En el dictamen, los magistrados reafirmaron la figura del "autor mediato" para lograr imputar a Fujimori las masacres de Barrios Altos y La Cantuta, la misma figura que se le aplicó en su momento a Augusto Pinochet. Será que Fujimori corra la misma suerte que el dictador chileno? Será que por fin la justicia de nuestros países latinoamericanos juzgue pronta y eficazmente a los delincuentes que han hecho lo que han querido en nuestros suelos?
El abogado especialista en DDHH, Nelson Caucoto, señaló que "todas las dictaduras funcionaron de una misma manera. Lo que existió en Latinoamérica fue la imposición de un plan criminal desde la cúpula del Estado. Aquí hubo una consigna criminal que era aniquilar el enemigo interno. Luego de esto, los organismos represivos asumen como suya esta consigna. El subordinado cumple una función que va de acuerdo a los lineamientos del Gobierno", refiriéndose al caso Fujimori. Y yo me preguntó, seguirán tirándose la pelota entre Montecinos, Fujimori y Nicolás Hermoza Ríos; aún cuando ya la justicia sabe que tanto han delinquido éstos personajes?
Para la opinión pública peruana, cuando Fujimori pisó territorio nacional, se inició la segunda fase del caso. La analogía es imposible de soslayar: el ex mandatario puede correr una suerte peor que la de Pinochet, que estuvo enjuiciado hasta que murió. Fujimori, a sus 69 años, no puede aspirar a ningún beneficio por su edad o su salud. Ya no tiene los mismos amigos y su partido, Perú 2000, ha caído dramáticamente en las encuestas. Hoy por hoy el fujimorismo está siendo asimilado por el partido oficialista, APRA, y el de Ollanta Humala, Unión por el Perú. Y Fujimori no espera subirse nunca más a un Antonov 227, aunque lo más probable es que este sábado haya sido la última vez que el ex mandatario despegue de suelo incaico.
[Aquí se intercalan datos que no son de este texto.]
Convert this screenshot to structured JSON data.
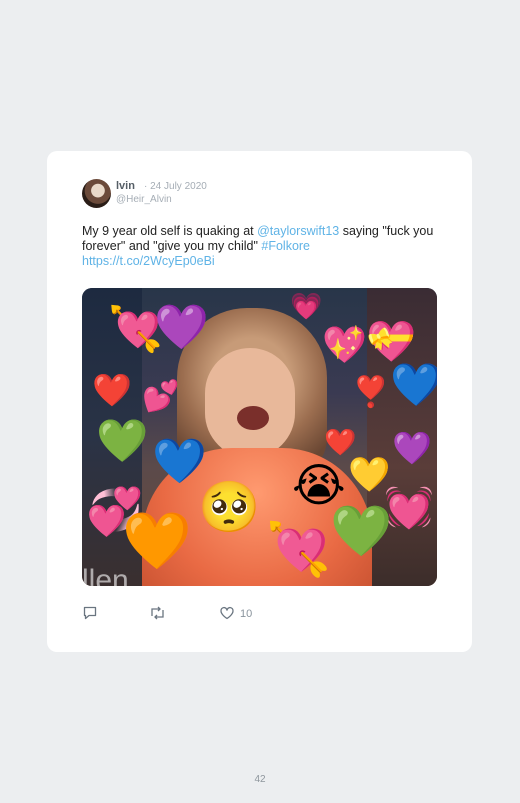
{
  "tweet": {
    "display_name": "lvin",
    "date": "· 24 July 2020",
    "handle": "@Heir_Alvin",
    "text_1": "My 9 year old self is quaking at ",
    "mention": "@taylorswift13",
    "text_2": " saying \"fuck you forever\" and \"give you my child\" ",
    "hashtag": "#Folkore",
    "url": "https://t.co/2WcyEp0eBi",
    "media_watermark": "llen",
    "like_count": "10"
  },
  "icons": {
    "reply": "speech-bubble-icon",
    "retweet": "retweet-arrows-icon",
    "like": "heart-outline-icon"
  },
  "emojis": [
    {
      "glyph": "💘"
    },
    {
      "glyph": "💜"
    },
    {
      "glyph": "💗"
    },
    {
      "glyph": "💖"
    },
    {
      "glyph": "💝"
    },
    {
      "glyph": "❤️"
    },
    {
      "glyph": "💕"
    },
    {
      "glyph": "❣️"
    },
    {
      "glyph": "💙"
    },
    {
      "glyph": "💚"
    },
    {
      "glyph": "💙"
    },
    {
      "glyph": "❤️"
    },
    {
      "glyph": "💜"
    },
    {
      "glyph": "💛"
    },
    {
      "glyph": "😭"
    },
    {
      "glyph": "💞"
    },
    {
      "glyph": "🥺"
    },
    {
      "glyph": "💓"
    },
    {
      "glyph": "🧡"
    },
    {
      "glyph": "💘"
    },
    {
      "glyph": "💚"
    }
  ],
  "page": {
    "number": "42"
  },
  "colors": {
    "link": "#5fb3e6",
    "background": "#eceef0",
    "card": "#ffffff"
  }
}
Volver al Perú esposado, preso y con un juicio a cuestas ha sido la peor derrota de Fujimori ante el pueblo peruano. Sus aspiraciones políticas, su anhelo de renovar su figuración pública se logró, pero a costa de qué. A costa del poco prestigio que le quedaba. "Si no era extraditado debía volver a Japón y todo se podía enfriar. Este es un escenario que representa mayor riesgo y es más difícil para él como persona, pero políticamente aviva aún más la llama del fujimorismo", asegura un cercano del ex mandatario al portal de Emol.
Ya derrotado, enfermo y con la casi segura condena por los delitos cometidos, sólo queda para el ex presidente esperar un milagro, situación que gracias a Dios, tendrán que dilucidar los tribunales incaicos y no los tan cuestionados tribunales chilenos, que al parecer, al hacer justicia “para afuera” sí son competentes.